Selon les concepteurs de l’essai, l’IL-2, molécule du système immunitaire, doit faire monter le taux de certains lymphocytes dits régulateurs, ce qui aura une action bénéfique sur la vascularite. Les résultats publiés en décembre 2011 dans le NEJM sont spectaculaires : le traitement entraîne « l’amélioration de l’état clinique de 8 des 10 patients ». Dans les médias, les professeurs David Klatzmann et Patrice Cacoub parlent de « révolution thérapeutique » et d’espoir pour les maladies auto-immunes telles que diabète ou sclérose en plaques. Ils pensent en effet que la vascularite est une pathologie auto-immune (ce n’est pas l’avis de tous les spécialistes) et que d’autres maladies liées à l’immunité pourront être traitées avec l’IL-2.

• PREMIÈRES ALERTES EN JANVIER 2012

Ces brillantes perspectives s’assombrissent après quelques semaines, un après-midi de janvier 2012. Ce jour-là, un visiteur se rend au bureau du professeur Jean-François Delfraissy, directeur de l’Agence nationale de recherche sur le sida et les hépatites (ANRS). Le visiteur, venu de manière confidentielle, montre à Delfraissy un ensemble de documents qui font apparaître une vérité dérangeante. Ces documents sont des comptes rendus rédigés par les médecins qui ont suivi les patients pendant l’essai, et sont signataires de l’article (Patrice Cacoub, Robert Saadoun et Damien Sène). Il en ressort que les données publiées dans le NEJM sont en grande partie fausses, que des effets secondaires ont été occultés et que le résultat clinique le plus spectaculaire de l’essai a consisté… à faire disparaître un symptôme fictif.

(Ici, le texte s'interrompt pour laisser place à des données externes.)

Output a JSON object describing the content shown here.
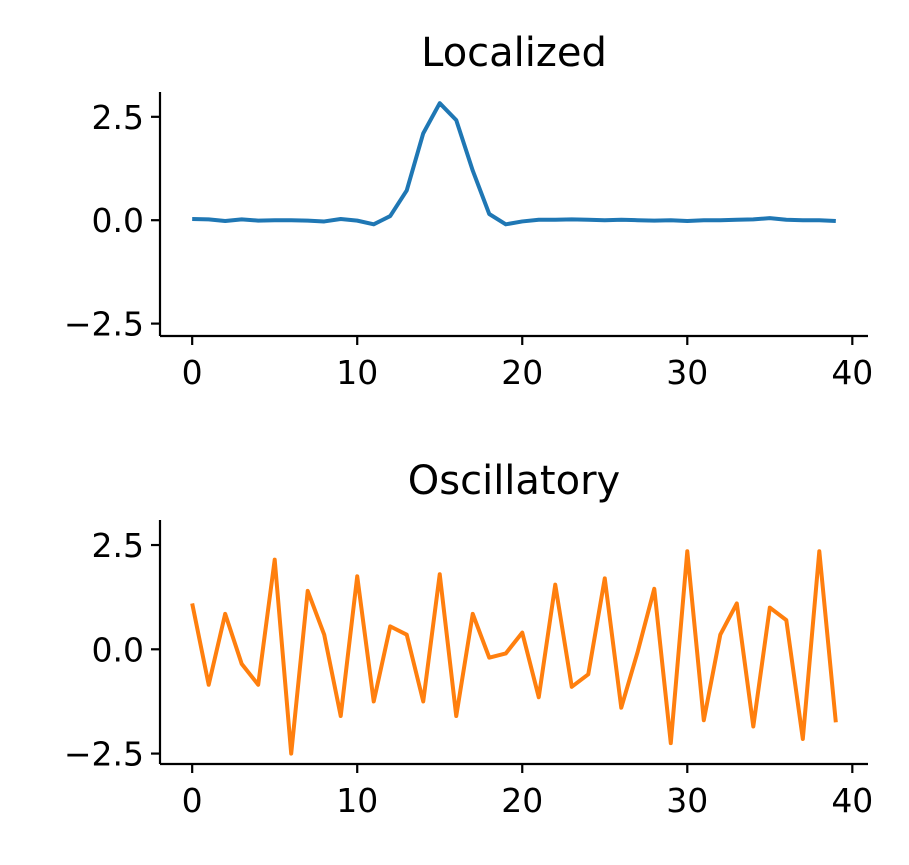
{
  "chart_data": [
    {
      "type": "line",
      "title": "Localized",
      "xlabel": "",
      "ylabel": "",
      "xlim": [
        -1.95,
        40.95
      ],
      "ylim": [
        -2.8,
        3.1
      ],
      "xticks": [
        0,
        10,
        20,
        30,
        40
      ],
      "xtick_labels": [
        "0",
        "10",
        "20",
        "30",
        "40"
      ],
      "yticks": [
        -2.5,
        0.0,
        2.5
      ],
      "ytick_labels": [
        "−2.5",
        "0.0",
        "2.5"
      ],
      "grid": false,
      "series": [
        {
          "color": "#1f77b4",
          "x": [
            0,
            1,
            2,
            3,
            4,
            5,
            6,
            7,
            8,
            9,
            10,
            11,
            12,
            13,
            14,
            15,
            16,
            17,
            18,
            19,
            20,
            21,
            22,
            23,
            24,
            25,
            26,
            27,
            28,
            29,
            30,
            31,
            32,
            33,
            34,
            35,
            36,
            37,
            38,
            39
          ],
          "values": [
            0.03,
            0.02,
            -0.02,
            0.02,
            -0.01,
            0.0,
            0.0,
            -0.01,
            -0.03,
            0.03,
            -0.01,
            -0.1,
            0.1,
            0.72,
            2.1,
            2.83,
            2.42,
            1.2,
            0.15,
            -0.1,
            -0.03,
            0.01,
            0.01,
            0.02,
            0.01,
            0.0,
            0.01,
            0.0,
            -0.01,
            0.0,
            -0.02,
            0.0,
            0.0,
            0.01,
            0.02,
            0.05,
            0.01,
            0.0,
            0.0,
            -0.02
          ]
        }
      ]
    },
    {
      "type": "line",
      "title": "Oscillatory",
      "xlabel": "",
      "ylabel": "",
      "xlim": [
        -1.95,
        40.95
      ],
      "ylim": [
        -2.75,
        3.1
      ],
      "xticks": [
        0,
        10,
        20,
        30,
        40
      ],
      "xtick_labels": [
        "0",
        "10",
        "20",
        "30",
        "40"
      ],
      "yticks": [
        -2.5,
        0.0,
        2.5
      ],
      "ytick_labels": [
        "−2.5",
        "0.0",
        "2.5"
      ],
      "grid": false,
      "series": [
        {
          "color": "#ff7f0e",
          "x": [
            0,
            1,
            2,
            3,
            4,
            5,
            6,
            7,
            8,
            9,
            10,
            11,
            12,
            13,
            14,
            15,
            16,
            17,
            18,
            19,
            20,
            21,
            22,
            23,
            24,
            25,
            26,
            27,
            28,
            29,
            30,
            31,
            32,
            33,
            34,
            35,
            36,
            37,
            38,
            39
          ],
          "values": [
            1.1,
            -0.85,
            0.85,
            -0.35,
            -0.85,
            2.15,
            -2.5,
            1.4,
            0.35,
            -1.6,
            1.75,
            -1.25,
            0.55,
            0.35,
            -1.25,
            1.8,
            -1.6,
            0.85,
            -0.2,
            -0.1,
            0.4,
            -1.15,
            1.55,
            -0.9,
            -0.6,
            1.7,
            -1.4,
            -0.05,
            1.45,
            -2.25,
            2.35,
            -1.7,
            0.35,
            1.1,
            -1.85,
            1.0,
            0.7,
            -2.15,
            2.35,
            -1.75
          ]
        }
      ]
    }
  ]
}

Dans l’article du NEJM, les auteurs ont écrit que huit patients présentaient au début de l’essai un purpura, inflammation des vaisseaux sanguins qui produit des taches rouges et violettes sur la peau, et que le purpura a disparu avec les injections d’IL-2. Mais les comptes rendus montrent qu’un seul patient souffrait de purpura actif à l’entrée de l’essai, et que l’IL-2 n’a rien arrangé ; au contraire, le purpura s’est amplifié au point que le patient s’est vu prescrire un traitement complémentaire ; ce patient a eu une réaction inflammatoire avec de la fièvre, un abcès dentaire, et a été hospitalisé pour recevoir des antibiotiques. Deux autres patientes ont eu des poussées de purpura au cours des injections alors que le symptôme était absent au début.

Une conclusion s’impose à la lecture des comptes rendus, auxquels Mediapart a eu accès : il n’y a pas eu d’amélioration substantielle de l’état clinique des patients ; si les patients ont bénéficié du traitement, c’est sur le papier, non dans la vie réelle.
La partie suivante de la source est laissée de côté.